For an insurgent left political force to do any such thing, however, imposes certain limits on its political character. It cannot, in short, take up the politics of Corbynism, as it existed between 2015 and 2019, which amounted to an attempt to deliver a Labour government on a social democratic manifesto within the existing constitutional set-up, and with the support of the labour bureaucracy. To acknowledge the reality of the obstacles to power is immediately to adopt revolutionary rather than reformist (we should say, more precisely, constitutional-loyalist) politics. Whether what emerges from the interminable game of chicken that is the ‘Jeremy Corbyn Party’ formation process is a loose network of local campaigns or a centralised party is immaterial here, except inasmuch as only a centralised party could have the required political character.

So even leftwing interventions in the JCP debate have their blind spots. Max Shanly has made a few waves with his intervention on the pro-party side, but envisages his party organising “socialists/anti-capitalists of all stripes - both reformists and revolutionaries”.1 Yet the historical record here is clear - wherever revolutionaries achieve victory in struggles in such parties, the result is the split of the reformists. This is no surprise, since the political character of reformism consists precisely in its subordination to the existing constitution and the labour bureaucracy.

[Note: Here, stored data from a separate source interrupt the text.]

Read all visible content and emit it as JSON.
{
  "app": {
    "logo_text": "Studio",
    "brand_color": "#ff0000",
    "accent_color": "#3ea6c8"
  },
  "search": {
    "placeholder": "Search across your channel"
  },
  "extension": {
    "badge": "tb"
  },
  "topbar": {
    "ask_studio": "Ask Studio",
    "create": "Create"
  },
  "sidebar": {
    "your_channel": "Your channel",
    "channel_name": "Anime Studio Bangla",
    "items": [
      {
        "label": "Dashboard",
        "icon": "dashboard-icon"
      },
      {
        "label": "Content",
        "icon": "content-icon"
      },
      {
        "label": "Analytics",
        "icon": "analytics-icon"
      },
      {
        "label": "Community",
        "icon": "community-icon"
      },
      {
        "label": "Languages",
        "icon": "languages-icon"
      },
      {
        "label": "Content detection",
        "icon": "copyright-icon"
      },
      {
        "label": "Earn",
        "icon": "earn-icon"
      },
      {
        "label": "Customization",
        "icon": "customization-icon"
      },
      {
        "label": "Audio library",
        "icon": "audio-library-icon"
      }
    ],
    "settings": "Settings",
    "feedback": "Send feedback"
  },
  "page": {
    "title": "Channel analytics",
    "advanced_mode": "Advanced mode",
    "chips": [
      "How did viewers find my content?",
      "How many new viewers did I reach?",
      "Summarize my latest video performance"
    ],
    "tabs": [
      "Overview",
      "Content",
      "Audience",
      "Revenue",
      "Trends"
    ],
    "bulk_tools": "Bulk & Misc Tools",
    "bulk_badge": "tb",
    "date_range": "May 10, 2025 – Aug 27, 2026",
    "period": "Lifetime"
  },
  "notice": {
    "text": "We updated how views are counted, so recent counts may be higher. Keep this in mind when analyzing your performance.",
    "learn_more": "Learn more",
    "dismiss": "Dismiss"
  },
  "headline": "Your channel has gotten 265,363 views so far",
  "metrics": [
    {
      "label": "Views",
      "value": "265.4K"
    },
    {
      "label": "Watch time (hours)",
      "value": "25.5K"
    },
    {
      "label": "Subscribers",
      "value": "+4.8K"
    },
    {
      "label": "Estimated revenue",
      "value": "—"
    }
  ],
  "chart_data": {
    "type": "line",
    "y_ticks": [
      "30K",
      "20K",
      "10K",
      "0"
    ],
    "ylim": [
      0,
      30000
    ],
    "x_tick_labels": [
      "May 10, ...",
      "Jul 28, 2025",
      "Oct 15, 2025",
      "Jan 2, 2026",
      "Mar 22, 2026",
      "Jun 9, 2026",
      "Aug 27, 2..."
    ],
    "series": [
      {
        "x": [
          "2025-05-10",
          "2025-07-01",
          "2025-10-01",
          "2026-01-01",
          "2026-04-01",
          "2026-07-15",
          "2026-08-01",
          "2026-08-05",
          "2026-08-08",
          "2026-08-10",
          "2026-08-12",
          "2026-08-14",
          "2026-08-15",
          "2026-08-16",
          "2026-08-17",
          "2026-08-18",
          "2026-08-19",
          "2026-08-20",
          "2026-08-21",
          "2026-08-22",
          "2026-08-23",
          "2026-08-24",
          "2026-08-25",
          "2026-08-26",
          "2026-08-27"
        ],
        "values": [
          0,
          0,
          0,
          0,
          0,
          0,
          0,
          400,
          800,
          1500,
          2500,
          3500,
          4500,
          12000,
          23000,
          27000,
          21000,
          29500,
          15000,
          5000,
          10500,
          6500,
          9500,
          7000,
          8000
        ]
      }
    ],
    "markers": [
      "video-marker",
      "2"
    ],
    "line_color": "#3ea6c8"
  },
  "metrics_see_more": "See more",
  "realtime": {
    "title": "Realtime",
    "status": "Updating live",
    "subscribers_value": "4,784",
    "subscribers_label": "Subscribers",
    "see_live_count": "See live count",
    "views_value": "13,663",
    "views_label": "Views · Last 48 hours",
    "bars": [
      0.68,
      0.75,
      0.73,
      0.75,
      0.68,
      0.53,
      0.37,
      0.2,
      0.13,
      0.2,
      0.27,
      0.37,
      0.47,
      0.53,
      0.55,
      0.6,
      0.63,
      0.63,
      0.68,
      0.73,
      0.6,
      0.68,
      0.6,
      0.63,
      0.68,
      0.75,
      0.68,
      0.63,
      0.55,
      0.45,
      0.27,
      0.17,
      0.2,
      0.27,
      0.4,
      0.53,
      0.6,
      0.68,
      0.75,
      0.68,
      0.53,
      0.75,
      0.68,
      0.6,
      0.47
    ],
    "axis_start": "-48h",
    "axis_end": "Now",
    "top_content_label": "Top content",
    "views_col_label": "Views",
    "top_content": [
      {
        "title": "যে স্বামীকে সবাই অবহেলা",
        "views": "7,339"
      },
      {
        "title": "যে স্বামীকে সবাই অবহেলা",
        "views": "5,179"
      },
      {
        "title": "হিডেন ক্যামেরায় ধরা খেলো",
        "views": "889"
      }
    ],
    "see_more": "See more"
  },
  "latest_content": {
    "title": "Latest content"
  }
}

Ironically, it is the right which has had more ‘revolutionary elan’ in recent years, according to my definition (obviously it is not the labour bureaucracy that is relevant here, but the traditional hierarchy of conservative politics). Reform UK has succeeded precisely because it is able to cast today’s Britain as a “foreign land”, to quote William Hague many years ago - the ‘yookay’, as they call it. There is a contradiction here: Reform proposes tearing up the status quo essentially in the name of a more profound, esoteric status quo underlying it - in this respect similar to those traditionalist Catholics who have spent several years denouncing the pope in the name of papal supremacy. Yet the success of the radical right nonetheless demonstrates the need for opponents of the status quo to be all in.

In short, the party we need is not some gimmicky attempt to sneak into the corridors of power, but one capable of a real assault on the basic centres of political power - in short, a communist party. Our attitude to the Corbyn party - should it ever exist - must be based on this perspective.

Our politics is based on the fact that we must be in it for the long haul.